Ahora el avión vuela bajo sobre las copas de los árboles de un bosque de espárragos, y ella se encuentra incapaz de apartar la mirada, pegada a la ventana cubierta de hielo, con los ojos saltando de árbol en árbol nevado.

El avión da un bandazo hacia la derecha y ella se ríe.

VI (ser)

Una retroexcavadora. Aún. Gordo.

Siente la caricia de la mano de un niño, el golpe de la de un hombre.

Escucha el rugido alto de un avión, el rugido bajo de un arado.

La mayor parte del tiempo, silencio. Una retroexcavadora está sola.

Grande, en esquina.

Una retroexcavadora.

¿Quién es este chico que está cerca? Por qué es él

Grandes ruedas gordas en la nieve.

Ruedas frías.

Una retroexcavadora.

VII (recordando)

El quitanieves se apaga y él se queda intentando olvidar. El barro es casi gris bajo la tenue y fría luz de las farolas. Le recuerda a una película antigua.

No hay nieve sin barro. ¿Pero es eso cierto? A veces nieva y no se ve barro. Pero no, siempre hay barro. A veces el barro se esconde en los parabrisas de los coches cubiertos con lonas y debajo de las uñas de las ardillas de los árboles. Pero siempre hay barro.

Ahora recuerda el momento en que resbaló y cayó en un charco de color marrón oscuro junto a la escuela secundaria. Volvió a casa empapado, con el pelo salpicado de caspa terrosa y los zapatos chapoteando y manchados.

Y la otra vez, seis meses después, cuando su bicicleta chapoteó en un parche de pasto aparentemente seco, rociando una papilla viscosa parecida a la arcilla en sus espinillas y debajo de sus pantalones cortos azules favoritos. Mamá pasó horas frotando el algodón con jabón y dedos cansados. El resultado fue un almíbar espumoso de color café que empapó aún más la tela.

Estas son las cosas que la gente debería olvidar en invierno. Pero al menos, piensa, al menos ahora recuerda las cosas en orden. Siente la retroexcavadora destrozando sus recuerdos, uno por uno. Extendiéndolas como cartas sobre una mesa. La primera mancha de barro, luego la segunda mancha de barro. Recuerdos manchados de barro esperando su turno.

De la abrumadora simultaneidad emerge una ordenada secuencia de recuerdos discretos: 4 años, la tostadora se incendia; 6 años, el gato del vecino se rasca la pata; 8 años, llorando en Tilt-A-Whirl; 10 años, besando almohada. Recuerdos como puntos en una línea. Suspira, casi audiblemente, mientras el dolor de cabeza que ni siquiera sabía que tenía se desvanece.
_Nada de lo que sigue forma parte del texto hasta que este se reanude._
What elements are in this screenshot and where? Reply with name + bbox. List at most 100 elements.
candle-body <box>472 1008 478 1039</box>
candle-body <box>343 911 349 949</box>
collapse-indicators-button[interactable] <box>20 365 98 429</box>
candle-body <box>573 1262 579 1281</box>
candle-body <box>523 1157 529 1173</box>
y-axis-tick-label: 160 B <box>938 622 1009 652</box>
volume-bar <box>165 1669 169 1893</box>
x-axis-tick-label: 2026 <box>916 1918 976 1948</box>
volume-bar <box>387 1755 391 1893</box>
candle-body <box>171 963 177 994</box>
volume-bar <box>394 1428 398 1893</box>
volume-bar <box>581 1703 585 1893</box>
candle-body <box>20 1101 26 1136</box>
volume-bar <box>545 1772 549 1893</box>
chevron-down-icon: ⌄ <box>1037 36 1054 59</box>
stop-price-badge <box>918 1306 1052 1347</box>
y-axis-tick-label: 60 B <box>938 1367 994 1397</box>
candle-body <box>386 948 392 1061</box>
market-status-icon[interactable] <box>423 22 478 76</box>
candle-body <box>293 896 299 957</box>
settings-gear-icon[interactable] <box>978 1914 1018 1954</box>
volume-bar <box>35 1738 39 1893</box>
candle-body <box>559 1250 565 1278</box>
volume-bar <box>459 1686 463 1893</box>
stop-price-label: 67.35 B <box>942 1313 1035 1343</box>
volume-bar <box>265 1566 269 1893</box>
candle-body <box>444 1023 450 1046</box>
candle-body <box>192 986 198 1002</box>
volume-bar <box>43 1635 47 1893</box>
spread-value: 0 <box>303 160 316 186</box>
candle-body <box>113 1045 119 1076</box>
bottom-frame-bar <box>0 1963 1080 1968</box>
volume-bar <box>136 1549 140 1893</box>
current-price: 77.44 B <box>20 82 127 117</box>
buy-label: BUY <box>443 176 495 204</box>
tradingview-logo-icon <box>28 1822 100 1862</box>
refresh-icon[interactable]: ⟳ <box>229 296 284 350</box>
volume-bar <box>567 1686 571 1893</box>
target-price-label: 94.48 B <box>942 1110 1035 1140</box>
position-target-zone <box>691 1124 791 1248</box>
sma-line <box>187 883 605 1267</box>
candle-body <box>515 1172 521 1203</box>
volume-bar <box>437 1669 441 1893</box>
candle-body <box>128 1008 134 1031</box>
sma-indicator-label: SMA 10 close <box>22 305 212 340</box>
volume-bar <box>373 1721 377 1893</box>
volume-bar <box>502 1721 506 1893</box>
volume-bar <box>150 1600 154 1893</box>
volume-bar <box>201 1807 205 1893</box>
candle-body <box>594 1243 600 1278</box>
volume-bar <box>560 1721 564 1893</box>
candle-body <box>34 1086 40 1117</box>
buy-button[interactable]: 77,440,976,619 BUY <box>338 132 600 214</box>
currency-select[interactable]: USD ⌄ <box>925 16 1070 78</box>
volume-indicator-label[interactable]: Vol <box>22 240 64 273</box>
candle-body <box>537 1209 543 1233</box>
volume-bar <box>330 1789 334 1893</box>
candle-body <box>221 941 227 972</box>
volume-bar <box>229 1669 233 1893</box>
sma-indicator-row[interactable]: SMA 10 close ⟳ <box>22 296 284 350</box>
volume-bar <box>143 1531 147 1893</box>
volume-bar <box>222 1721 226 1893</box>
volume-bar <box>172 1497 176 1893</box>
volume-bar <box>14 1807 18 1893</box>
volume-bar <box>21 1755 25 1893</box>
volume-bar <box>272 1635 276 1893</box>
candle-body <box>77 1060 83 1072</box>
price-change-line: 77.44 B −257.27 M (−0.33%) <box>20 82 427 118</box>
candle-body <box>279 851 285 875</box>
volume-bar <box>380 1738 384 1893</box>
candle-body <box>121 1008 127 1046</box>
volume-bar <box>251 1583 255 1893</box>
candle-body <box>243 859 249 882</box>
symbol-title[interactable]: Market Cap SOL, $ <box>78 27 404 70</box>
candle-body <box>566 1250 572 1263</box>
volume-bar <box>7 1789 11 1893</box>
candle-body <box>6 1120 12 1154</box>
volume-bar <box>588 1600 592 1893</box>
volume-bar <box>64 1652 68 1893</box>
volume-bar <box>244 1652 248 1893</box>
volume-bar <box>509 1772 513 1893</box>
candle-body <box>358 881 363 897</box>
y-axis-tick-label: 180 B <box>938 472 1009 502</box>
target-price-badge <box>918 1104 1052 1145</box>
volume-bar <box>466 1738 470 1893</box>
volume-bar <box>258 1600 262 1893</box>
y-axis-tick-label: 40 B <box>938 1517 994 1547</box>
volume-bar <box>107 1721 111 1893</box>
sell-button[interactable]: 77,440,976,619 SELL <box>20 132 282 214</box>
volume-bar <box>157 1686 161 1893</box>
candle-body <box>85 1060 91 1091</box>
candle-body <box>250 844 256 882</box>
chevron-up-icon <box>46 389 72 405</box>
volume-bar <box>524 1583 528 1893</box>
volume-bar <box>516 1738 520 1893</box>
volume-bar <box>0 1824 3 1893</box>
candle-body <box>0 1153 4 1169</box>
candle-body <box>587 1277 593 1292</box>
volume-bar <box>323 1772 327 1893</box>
Otras cosas se desvanecen. El amarillo de la retroexcavadora se desvanece hasta convertirse en un blanco opaco. El cielo está gris y el camino es negro bajo la nieve blanca. Por un momento, se ve incapaz de imaginar otro color que no sea ninguno. Se encuentra viviendo en una repetición navideña de televisión con niños de rostro gris abriendo regalos envueltos en gris alrededor de un árbol con agujas grises.

Por un momento, el mundo entero es un dibujo a lápiz.

Luego, un zorro cruza la calle a unos 20 pies colina arriba, su pelaje es del rojo más brillante que jamás haya visto.